For other analysts the chances of a weak performance from the silver price in the coming year is likely, given what is apparently a large production surplus in silver thanks to the decrease in manufacturing demand. However, given the pent up demand for silver investment a surplus cannot be the case. Once upon a time investors were happy to hold paper-promises of precious metals, but recent events have made them less so. These same investors want to see physical silver rather than worthless scraps of paper.
The LBMA, the world’s largest association of bullion dealers, has seen the number of contracts taking delivery increase significantly in the last year. Between 2011 and 2012, US exports of silver to the UK increased from 19 metric tonnes to 291.
As Laurence Williams points out, this increased demand for physical is taking up an available supply, meaning those banks holding short-positions are ‘playing a very dangerous game indeed’.
The supply position is one which is currently being tested by the Sprott Physical Silver Trust. We are all going to be interested to see how long it takes for the 7.127 million troy ounces of silver bullion to be delivered which was ordered by the Trust in mid-November 2011.
One of the best indicators of increased silver investment demand is silver coin sales.
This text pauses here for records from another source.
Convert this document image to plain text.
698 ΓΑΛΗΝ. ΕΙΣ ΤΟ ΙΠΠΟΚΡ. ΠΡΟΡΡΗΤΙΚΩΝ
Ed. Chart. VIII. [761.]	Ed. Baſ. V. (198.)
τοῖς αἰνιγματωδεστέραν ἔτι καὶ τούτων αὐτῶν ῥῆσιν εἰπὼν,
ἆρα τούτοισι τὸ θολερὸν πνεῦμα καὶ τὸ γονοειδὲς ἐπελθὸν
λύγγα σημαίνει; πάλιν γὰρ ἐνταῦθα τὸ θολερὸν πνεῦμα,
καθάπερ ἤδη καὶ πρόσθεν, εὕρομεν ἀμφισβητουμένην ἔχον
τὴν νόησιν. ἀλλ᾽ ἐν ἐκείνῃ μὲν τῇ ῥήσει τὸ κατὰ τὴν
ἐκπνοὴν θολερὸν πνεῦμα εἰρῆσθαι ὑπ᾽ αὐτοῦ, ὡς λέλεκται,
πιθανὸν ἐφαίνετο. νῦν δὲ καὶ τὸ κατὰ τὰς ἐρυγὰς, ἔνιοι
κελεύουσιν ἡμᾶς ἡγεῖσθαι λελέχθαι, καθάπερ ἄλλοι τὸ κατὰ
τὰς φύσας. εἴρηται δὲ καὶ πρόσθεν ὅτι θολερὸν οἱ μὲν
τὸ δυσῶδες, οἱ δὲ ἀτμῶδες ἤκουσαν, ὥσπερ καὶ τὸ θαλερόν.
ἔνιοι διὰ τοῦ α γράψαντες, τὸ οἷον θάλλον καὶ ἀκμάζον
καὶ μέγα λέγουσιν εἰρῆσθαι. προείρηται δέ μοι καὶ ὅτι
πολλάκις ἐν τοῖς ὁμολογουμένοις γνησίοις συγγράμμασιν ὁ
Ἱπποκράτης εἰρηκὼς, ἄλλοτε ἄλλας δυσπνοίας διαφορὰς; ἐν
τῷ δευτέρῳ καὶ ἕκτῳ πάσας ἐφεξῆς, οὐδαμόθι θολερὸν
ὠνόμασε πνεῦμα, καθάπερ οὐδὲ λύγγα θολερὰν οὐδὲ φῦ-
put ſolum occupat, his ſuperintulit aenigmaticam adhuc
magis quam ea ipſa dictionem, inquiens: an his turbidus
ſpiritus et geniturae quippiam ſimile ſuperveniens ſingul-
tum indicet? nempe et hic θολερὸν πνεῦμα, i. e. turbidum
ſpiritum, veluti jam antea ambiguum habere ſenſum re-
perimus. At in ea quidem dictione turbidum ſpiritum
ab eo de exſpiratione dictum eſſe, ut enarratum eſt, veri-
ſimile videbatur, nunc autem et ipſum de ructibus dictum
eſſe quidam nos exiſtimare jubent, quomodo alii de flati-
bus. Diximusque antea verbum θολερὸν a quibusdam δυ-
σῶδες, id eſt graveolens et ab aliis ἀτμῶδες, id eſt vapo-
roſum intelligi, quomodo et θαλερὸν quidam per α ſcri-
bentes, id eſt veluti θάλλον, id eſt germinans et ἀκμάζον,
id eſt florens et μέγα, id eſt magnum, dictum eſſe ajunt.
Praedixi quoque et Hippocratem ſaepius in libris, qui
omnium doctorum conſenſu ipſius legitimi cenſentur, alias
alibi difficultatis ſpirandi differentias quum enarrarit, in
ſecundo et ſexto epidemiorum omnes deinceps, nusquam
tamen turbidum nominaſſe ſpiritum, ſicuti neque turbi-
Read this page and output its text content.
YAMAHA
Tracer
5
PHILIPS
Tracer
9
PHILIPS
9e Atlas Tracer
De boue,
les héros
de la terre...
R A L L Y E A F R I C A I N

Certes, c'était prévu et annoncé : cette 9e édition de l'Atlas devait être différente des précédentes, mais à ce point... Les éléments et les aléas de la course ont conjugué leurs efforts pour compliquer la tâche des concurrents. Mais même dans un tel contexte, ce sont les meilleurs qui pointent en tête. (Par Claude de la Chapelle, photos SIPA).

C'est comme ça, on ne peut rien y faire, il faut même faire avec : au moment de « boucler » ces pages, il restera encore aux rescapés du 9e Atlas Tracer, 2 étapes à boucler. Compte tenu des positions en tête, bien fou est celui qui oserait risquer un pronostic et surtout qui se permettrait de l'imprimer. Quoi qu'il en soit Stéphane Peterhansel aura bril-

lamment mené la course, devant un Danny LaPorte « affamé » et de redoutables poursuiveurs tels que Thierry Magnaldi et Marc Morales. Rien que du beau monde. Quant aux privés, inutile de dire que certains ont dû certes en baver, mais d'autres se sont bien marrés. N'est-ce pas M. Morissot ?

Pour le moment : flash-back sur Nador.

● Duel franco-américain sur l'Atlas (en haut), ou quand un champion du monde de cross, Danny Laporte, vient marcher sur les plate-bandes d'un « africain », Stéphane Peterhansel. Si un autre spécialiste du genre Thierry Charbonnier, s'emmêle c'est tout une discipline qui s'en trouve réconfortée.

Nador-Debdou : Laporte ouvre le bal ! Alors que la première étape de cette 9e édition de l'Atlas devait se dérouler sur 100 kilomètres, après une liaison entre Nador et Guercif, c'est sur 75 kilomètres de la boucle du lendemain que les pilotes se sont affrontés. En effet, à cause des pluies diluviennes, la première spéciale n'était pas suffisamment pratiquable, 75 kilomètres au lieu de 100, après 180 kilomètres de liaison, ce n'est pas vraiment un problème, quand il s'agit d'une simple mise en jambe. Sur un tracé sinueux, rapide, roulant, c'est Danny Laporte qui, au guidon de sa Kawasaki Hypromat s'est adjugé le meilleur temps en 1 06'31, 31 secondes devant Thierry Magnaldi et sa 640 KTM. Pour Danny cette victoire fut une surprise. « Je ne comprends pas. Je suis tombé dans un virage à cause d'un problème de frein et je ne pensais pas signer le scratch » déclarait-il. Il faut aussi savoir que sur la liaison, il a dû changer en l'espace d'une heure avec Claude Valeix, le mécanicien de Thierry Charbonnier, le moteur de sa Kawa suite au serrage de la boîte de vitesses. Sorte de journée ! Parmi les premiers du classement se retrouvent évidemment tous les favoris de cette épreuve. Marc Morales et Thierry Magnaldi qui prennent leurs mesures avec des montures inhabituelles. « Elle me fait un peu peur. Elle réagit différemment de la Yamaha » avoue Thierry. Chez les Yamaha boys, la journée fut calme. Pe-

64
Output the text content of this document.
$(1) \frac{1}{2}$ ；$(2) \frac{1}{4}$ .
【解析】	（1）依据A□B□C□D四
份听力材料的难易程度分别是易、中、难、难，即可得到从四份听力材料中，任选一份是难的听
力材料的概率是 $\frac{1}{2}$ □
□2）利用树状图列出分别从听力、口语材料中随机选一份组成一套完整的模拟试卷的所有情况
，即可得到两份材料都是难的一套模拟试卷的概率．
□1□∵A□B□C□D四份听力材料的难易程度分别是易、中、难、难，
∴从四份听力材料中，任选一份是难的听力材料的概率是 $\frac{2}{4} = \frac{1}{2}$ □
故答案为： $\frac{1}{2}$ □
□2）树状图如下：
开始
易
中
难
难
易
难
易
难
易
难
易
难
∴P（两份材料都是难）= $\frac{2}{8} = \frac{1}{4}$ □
Between 2002 and 2011 official government coins and medals total supply increased by 274%, to 118.2 million ounces. Whilst demand for official silver coins declined in the first half of 2012, they have not suffered nearly as much as gold coins have. In the last year, for example sales of Gold Eagles were down by 36% compared to 2011, whereas Silver Eagles were only down by around 18%.
According to data from the US Mint, the purchase of silver ounces exceeds gold ounces by 45:1. Just three years ago it was less than half that amount.
Speaking of silver coins, as of 2011 it became legal for Chinese citizens to own silver coins. This has seen the minting of Silver Pandas increase from 6,000 a year between 2001 and 2011, to 6 million in 2011 and approximately 8 million in 2012. As the Chinese government work hard to redirect savings into precious metals we may see them work to build the Chinese Panda into a worthy rival to the American Silver Eagle, which may see supply increase to over 40 million per annum.
The continuing investment in silver, and gold, coins suggests we are seeing smaller investors coming to the market who plan to hold onto their investments as a form of wealth protection.
China Leading the Way Once Again
China is officially the shining light of the silver investment market. It is now, according to a Silver Institute report, the world’s largest market for physical investment and paper trading of silver futures. Not only are they big on investment, their supply of silver is also growing rapidly, increasing by 281.5 million ounces between 2002 and 2011. Also, by 2011 demand for silver bars and coins in China accounted for 8% of worldwide net purchases of silver, soaring to 17 million ounces.
The report, entitled The Chinese Silver Market, foresees further growth in both supply and demand thanks mainly to state-owned Chinese mining companies’ investment in expansion, and the increase in silver fabrication demand which has grown by 137% in the last 4 years.
As we head into 2013, silver’s move towards (and beyond) $40 seems perfectly feasible. Considering its performance in early 2011 when it appeared as though the world economy was on the rebound, we seem set for a repeat of this as we see the fiscal cliff resolution and China’s positive data put some concerns to one side.
Investment demand appears to be the element which will be the driving force behind the silver price in the next year; we can see this is silver coin sales and the amount of silver being exported to the UK. As the global economy continues to deteriorate we see increasing numbers of investors taking delivery on the back of paper contracts.